The cambium is a thin layer of cells that either becomes the inner bark or the xylem. It is what causes trees to increase in diameter and ensures that each trunk layer receives an adequate amount of cells to continue their function.

The xylem (or sapwood) is the reverse of the phloem. It brings water and nutrients from the soil to the leaves and the rest of the trees. It is the youngest layer of cells. Over time, xylem stop functioning and die out. When this occurs, they concentrate at the center of the tree and become the heartwood. The heartwood is important to the structural support of a tree.

The Roots

The roots of a tree are the contact point between the soil and the tree. They absorb the water and nutrients that the xylem carries to the rest of the tree. These roots are generally large, numerous, and underground. They help to support the tree as it grows because trees can become very large and heavy.

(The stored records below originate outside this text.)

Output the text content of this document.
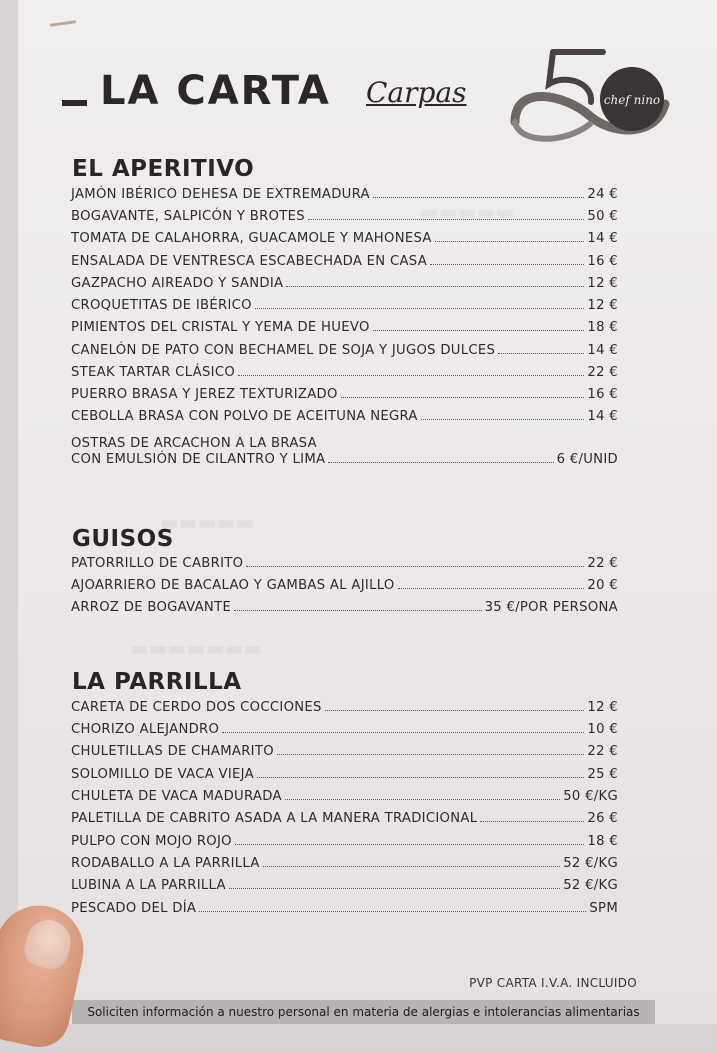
▬▬▬▬▬
▬▬▬▬▬
▬▬▬▬▬▬▬
LA CARTA Carpas	chef nino
EL APERITIVO
JAMÓN IBÉRICO DEHESA DE EXTREMADURA	24 €
BOGAVANTE, SALPICÓN Y BROTES	50 €
TOMATA DE CALAHORRA, GUACAMOLE Y MAHONESA	14 €
ENSALADA DE VENTRESCA ESCABECHADA EN CASA	16 €
GAZPACHO AIREADO Y SANDIA	12 €
CROQUETITAS DE IBÉRICO	12 €
PIMIENTOS DEL CRISTAL Y YEMA DE HUEVO	18 €
CANELÓN DE PATO CON BECHAMEL DE SOJA Y JUGOS DULCES	14 €
STEAK TARTAR CLÁSICO	22 €
PUERRO BRASA Y JEREZ TEXTURIZADO	16 €
CEBOLLA BRASA CON POLVO DE ACEITUNA NEGRA	14 €
OSTRAS DE ARCACHON A LA BRASA
CON EMULSIÓN DE CILANTRO Y LIMA	6 €/UNID
GUISOS
PATORRILLO DE CABRITO	22 €
AJOARRIERO DE BACALAO Y GAMBAS AL AJILLO	20 €
ARROZ DE BOGAVANTE	35 €/POR PERSONA
LA PARRILLA
CARETA DE CERDO DOS COCCIONES	12 €
CHORIZO ALEJANDRO	10 €
CHULETILLAS DE CHAMARITO	22 €
SOLOMILLO DE VACA VIEJA	25 €
CHULETA DE VACA MADURADA	50 €/KG
PALETILLA DE CABRITO ASADA A LA MANERA TRADICIONAL	26 €
PULPO CON MOJO ROJO	18 €
RODABALLO A LA PARRILLA	52 €/KG
LUBINA A LA PARRILLA	52 €/KG
PESCADO DEL DÍA	SPM
PVP CARTA I.V.A. INCLUIDO
Soliciten información a nuestro personal en materia de alergias e intolerancias alimentarias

“A tree with strong roots laughs at storms.” — Malay proverb

As the roots extend into the earth, they spread out and have hair-like structures on them that allow easier absorption of water and nutrients. Generally, roots do not go deep into the soil (however some can have deep tap roots) because they have to remain where oxygen is to ensure their survival.

Roots are very strong and are known to disrupt their surroundings in the process of biological weathering. They move the soil, rocks, and manmade structures out of their way as they search for water and nutrients.


Trees reproduce by releasing seeds into the environment. Since they need sunlight to grow and thrive, seeds that are dropped around an adult tree will likely die because it cannot compete with the adult tree for sunlight and resources from the soil. Seeds are as diverse as trees as evolution has resulted in the development of a wide array of seeds to tackle different environments and methods of distribution.

The most commonly known carriers of seed are the cones, like pine cones, that we see scattered in parks and around trees. There are seeds with wing-like structures that allow them to capture the wind to carry them away from the adult trees. There are seeds small enough for birds to eat and digest far away from the adult trees.

Regardless, they all serve to spread the genetics of a tree and allow it to survive and thrive. As we face deforestation and environmental issues that hinder the growth of trees, it becomes important to continue to understand them and ensure that future generations will have a chance to bask in their beauty.